А тут еще эта народилась... Гуляли недавно все вместе, старшая сорвала колючку с репейника и тянется этой колючкой к маленькой, а та мордашкой своей любопытной навстречу – с полным доверием.

– Глядите, морщится, не нравится!

Ей-то смех. Десять лет, уже наловчилась жить. В школе: «Зуб болел». – «Ладно, садись». И ей хорошо, и учительнице. Соврал – и всем только лучше. Потом станет постарше: «Скажите, что меня нет дома!..» А совсем вырастет – встретит на улице школьную подругу: «О, как дела, где работаешь, как живешь?» – и будут обреченно беседовать, десять лет не видались, еще бы сто не видаться, но они уже сами не отличают, где врут, а где нет, у них это уже срослось.

Десятилетняя уже умеет изобразить добродушный смех:

– Не нравится! Морщится!

А та заплакала горько – не от колючки, нет, уж это точно.

От обмана.

Старшая ухмыляется, рожи корчит: вроде бы развеселить.
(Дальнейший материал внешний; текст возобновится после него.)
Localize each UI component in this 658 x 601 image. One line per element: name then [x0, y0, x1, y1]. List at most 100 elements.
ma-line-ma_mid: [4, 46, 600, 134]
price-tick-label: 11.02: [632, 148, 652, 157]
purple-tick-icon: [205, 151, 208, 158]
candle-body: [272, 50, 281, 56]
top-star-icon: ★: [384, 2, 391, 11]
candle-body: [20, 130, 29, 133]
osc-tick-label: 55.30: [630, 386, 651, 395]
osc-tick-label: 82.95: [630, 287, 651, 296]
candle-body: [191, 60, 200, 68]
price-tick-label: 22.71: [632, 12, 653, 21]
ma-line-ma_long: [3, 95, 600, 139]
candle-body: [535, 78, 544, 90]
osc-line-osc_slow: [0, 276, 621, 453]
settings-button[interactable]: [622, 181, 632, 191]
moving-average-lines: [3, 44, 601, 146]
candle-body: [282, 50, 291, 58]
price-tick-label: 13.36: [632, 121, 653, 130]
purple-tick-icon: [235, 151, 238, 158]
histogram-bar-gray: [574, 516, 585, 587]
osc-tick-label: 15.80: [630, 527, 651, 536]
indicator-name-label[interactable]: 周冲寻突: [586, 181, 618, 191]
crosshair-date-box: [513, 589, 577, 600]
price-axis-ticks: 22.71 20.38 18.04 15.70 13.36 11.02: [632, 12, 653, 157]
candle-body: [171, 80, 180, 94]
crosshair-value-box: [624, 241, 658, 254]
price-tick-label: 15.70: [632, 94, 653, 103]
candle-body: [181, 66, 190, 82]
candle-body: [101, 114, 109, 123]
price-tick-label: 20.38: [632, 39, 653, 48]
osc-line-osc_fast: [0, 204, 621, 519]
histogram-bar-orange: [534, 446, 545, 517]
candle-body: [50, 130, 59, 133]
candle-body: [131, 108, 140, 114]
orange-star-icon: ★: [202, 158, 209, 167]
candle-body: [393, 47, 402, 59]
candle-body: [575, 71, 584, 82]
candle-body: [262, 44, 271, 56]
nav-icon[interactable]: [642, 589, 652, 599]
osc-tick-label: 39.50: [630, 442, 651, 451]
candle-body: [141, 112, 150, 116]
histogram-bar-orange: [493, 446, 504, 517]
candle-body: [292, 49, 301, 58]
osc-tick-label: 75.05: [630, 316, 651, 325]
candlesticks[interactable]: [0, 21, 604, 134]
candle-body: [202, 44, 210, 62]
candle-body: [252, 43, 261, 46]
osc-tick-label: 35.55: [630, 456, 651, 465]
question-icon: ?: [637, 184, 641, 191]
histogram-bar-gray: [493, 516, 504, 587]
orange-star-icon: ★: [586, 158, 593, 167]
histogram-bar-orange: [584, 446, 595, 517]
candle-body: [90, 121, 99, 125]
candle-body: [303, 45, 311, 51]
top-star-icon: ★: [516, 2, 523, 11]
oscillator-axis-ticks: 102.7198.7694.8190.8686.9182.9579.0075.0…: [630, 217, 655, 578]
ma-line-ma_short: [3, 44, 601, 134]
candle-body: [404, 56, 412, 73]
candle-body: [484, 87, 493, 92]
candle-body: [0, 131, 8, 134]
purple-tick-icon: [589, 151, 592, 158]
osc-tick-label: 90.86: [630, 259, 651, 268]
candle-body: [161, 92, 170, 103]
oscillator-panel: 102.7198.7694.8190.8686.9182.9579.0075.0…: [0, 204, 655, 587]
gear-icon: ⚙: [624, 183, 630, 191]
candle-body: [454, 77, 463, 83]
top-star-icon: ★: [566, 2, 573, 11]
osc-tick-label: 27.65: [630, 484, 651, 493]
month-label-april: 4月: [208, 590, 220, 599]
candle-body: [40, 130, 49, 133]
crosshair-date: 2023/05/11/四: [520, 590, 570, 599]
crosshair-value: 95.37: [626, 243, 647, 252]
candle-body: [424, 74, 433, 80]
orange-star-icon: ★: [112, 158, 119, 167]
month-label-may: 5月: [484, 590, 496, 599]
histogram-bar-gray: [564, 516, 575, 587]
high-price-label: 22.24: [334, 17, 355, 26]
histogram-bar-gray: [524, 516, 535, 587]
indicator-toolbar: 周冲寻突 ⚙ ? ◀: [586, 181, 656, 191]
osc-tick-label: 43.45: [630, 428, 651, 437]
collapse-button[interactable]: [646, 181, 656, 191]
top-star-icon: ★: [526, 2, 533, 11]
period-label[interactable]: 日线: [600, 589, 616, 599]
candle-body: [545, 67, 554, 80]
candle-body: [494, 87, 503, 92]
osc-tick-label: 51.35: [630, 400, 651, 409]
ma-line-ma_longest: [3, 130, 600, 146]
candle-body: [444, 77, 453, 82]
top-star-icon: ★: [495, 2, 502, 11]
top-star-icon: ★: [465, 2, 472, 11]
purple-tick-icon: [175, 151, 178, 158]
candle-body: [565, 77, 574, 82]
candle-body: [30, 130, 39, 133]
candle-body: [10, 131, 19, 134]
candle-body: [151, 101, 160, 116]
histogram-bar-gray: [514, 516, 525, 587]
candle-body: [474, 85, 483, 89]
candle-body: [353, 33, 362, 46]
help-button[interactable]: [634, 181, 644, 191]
А та еще горше плачет и, плача, жадно глядит сестре в лицо сквозь рожи, ищет, требует, сейчас же требует себе любви, иначе не выжить, а веселые рожи взамен любви никак не годятся, детеныш не взрослый, его не купишь на видимость, детское сердце знает.

И тогда большая растерялась:

– Ты смотри-ка, что-то еще понимает! – пробормотала и притихла перед правдой-то, как класс примолкает, когда ворвется среди шума директор на помощь безответной учительнице, – притихла перед правдой, которая не имеет зычного директорского голоса и незаметно покидает гулкое место, оставаясь жить только в бережном сердце.

...Пусть живут теперь втроем, пусть. Им будет хорошо.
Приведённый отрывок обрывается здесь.